Most responded by voluntarily turning in their gold to the government in exchange for currency.  To take care of stragglers, Executive Order 6102 was issued in April 1933 (repealed in 1975), making private gold ownership illegal in the U.S.  This law was intended to keep bankers from cutting deals with their wealthy clients.  Once the government had the gold, they marked it up from $20 to $35 an ounce.  At once, a 30% inflation occurred to halt the deflation that had been crippling the economy.

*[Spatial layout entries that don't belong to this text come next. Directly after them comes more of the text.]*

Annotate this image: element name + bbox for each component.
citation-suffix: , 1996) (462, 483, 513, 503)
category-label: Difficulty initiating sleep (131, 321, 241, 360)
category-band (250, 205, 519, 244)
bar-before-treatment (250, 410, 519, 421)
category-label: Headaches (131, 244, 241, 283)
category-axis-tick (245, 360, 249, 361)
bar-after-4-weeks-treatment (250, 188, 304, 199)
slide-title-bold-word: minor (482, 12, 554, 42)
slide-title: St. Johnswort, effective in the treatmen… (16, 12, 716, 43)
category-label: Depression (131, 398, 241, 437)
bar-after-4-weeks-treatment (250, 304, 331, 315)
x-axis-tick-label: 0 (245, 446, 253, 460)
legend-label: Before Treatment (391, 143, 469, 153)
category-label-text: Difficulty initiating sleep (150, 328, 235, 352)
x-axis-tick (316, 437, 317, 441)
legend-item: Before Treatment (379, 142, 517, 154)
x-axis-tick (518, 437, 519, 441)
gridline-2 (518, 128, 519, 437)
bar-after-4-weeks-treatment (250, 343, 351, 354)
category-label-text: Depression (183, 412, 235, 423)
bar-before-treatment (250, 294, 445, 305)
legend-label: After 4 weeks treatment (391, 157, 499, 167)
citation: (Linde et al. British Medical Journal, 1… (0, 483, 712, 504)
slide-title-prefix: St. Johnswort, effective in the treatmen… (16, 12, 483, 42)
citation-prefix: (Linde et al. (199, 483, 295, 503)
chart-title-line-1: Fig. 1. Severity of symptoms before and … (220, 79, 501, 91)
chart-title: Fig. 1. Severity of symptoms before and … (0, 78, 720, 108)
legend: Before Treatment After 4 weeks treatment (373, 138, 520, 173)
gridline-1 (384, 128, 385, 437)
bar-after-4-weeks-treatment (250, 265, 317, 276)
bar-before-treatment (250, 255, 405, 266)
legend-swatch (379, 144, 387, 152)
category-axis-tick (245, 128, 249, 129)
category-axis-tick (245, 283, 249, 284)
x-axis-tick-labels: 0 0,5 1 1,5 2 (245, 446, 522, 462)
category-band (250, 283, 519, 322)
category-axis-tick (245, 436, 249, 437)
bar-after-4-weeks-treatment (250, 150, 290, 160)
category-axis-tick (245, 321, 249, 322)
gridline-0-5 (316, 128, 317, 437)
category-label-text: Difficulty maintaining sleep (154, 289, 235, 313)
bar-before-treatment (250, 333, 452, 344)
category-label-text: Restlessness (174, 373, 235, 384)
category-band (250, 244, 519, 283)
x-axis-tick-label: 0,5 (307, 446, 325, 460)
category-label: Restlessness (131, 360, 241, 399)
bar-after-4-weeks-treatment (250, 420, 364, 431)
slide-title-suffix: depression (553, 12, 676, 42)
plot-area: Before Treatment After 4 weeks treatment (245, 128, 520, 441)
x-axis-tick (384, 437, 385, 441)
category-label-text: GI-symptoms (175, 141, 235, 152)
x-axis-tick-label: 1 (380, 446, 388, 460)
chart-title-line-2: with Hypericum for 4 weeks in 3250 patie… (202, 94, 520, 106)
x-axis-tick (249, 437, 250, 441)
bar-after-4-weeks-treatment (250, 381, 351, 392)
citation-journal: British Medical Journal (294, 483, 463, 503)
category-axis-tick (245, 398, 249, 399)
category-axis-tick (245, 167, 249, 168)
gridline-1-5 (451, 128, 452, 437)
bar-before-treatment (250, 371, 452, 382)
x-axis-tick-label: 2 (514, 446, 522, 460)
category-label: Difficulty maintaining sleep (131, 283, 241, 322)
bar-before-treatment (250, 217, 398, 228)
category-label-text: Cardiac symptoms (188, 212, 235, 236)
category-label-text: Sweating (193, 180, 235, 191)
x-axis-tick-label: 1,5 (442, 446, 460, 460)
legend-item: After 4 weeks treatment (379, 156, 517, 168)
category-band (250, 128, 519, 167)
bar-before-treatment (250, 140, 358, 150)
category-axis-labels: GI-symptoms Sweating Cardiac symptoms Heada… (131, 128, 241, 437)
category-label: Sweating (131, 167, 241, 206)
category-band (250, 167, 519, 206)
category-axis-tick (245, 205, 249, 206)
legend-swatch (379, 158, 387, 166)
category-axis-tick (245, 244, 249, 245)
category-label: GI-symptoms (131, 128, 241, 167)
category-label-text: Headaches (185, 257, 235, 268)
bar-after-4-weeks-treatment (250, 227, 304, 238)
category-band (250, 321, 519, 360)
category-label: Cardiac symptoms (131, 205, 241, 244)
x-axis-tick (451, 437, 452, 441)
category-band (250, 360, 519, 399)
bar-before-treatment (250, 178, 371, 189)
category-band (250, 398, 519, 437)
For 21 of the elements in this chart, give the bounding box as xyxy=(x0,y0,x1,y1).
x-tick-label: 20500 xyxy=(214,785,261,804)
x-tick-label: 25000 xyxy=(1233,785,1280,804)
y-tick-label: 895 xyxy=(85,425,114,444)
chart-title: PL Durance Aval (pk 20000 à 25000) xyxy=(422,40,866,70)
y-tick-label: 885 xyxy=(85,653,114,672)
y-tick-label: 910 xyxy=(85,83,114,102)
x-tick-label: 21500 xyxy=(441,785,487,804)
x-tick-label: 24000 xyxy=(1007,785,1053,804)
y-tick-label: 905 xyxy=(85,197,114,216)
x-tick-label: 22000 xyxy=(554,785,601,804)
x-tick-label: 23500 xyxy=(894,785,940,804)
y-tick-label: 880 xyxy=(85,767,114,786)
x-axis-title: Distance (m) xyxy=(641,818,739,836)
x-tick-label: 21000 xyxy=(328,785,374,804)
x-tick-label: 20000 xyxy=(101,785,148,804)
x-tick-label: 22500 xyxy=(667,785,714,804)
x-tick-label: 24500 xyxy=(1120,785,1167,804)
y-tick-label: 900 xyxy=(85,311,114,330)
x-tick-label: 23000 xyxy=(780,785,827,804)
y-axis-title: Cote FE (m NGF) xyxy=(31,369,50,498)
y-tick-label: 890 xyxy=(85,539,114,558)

Asset bubbles create wealth inequality as only the top income brackets tend to benefit.  Post bubble policies to manage the aftermath, one way or another, tend to intensify these disparities.  A secondary crisis that results from the effort to manage the initial post-bubble crisis can be resolved by the politically expedient of redistribution of wealth via inflation.  I have no reason to believe that a future crisis, if one occurs, will not be resolved by similar means.

Back to our card game.  In 2001 when gold fell into the mid 200s, silver was below $5 and platinum well below $500, I told the guys I was buying.  Our financial advisor Ralph shook his head and told me PMs are out-of-date and certain to decline another 50% over the next few years.  He adhered to the stocks-go-up theory to the bitter end.   Later, in 2001, he said they were coming back -- you know, Nortel, Lucent, Cisco, and so on.  Any day now.  In September of that year
I published the one and only piece I ever wrote on gold.

When I was predicting inflation as an outcome of the crash in the stock market bubble in 2000, reporter Ross Kerber of the Boston Globe said in an article on iTulip.com in 2002 that my prediction was incorrect so far.  
He was right, at the time.  My prediction in 2002 of the result of the decline of the housing bubbles?  More inflation.  The problem with making these kinds of long term predictions is they take many years to play out. But as far as I'm concerned, the die was cast in 1996 when Greenspan noted the stock market bubble but decided for reasons historians will debate for decades to allow it to grow to outrageous proportions.  Now the Fed is on a liquidity treadmill -- they have to keep The System going -- and any random exogenous event that may occur only raises inflation risks.  Since 2001, the best return on risk has been to buy assets that hedge inflation.

The fortunes of the real estate farmers are starting to shrink as kudzu for sale reaches its nadir for the cycle.  Hedge funds started to see their returns fall off in 2005 and have been placing inceasingly risky bets in order to maintain returns.  Maybe the Fed has built a better mouse trap and the secondary bubbles in real estate and other assets that formed as a result of policy actions to mitigate the impact of the collapse of the stock bubble will this time end with a wimper not a bang.  Still, taking out some insurance against the possibility of an inflationary result is wise.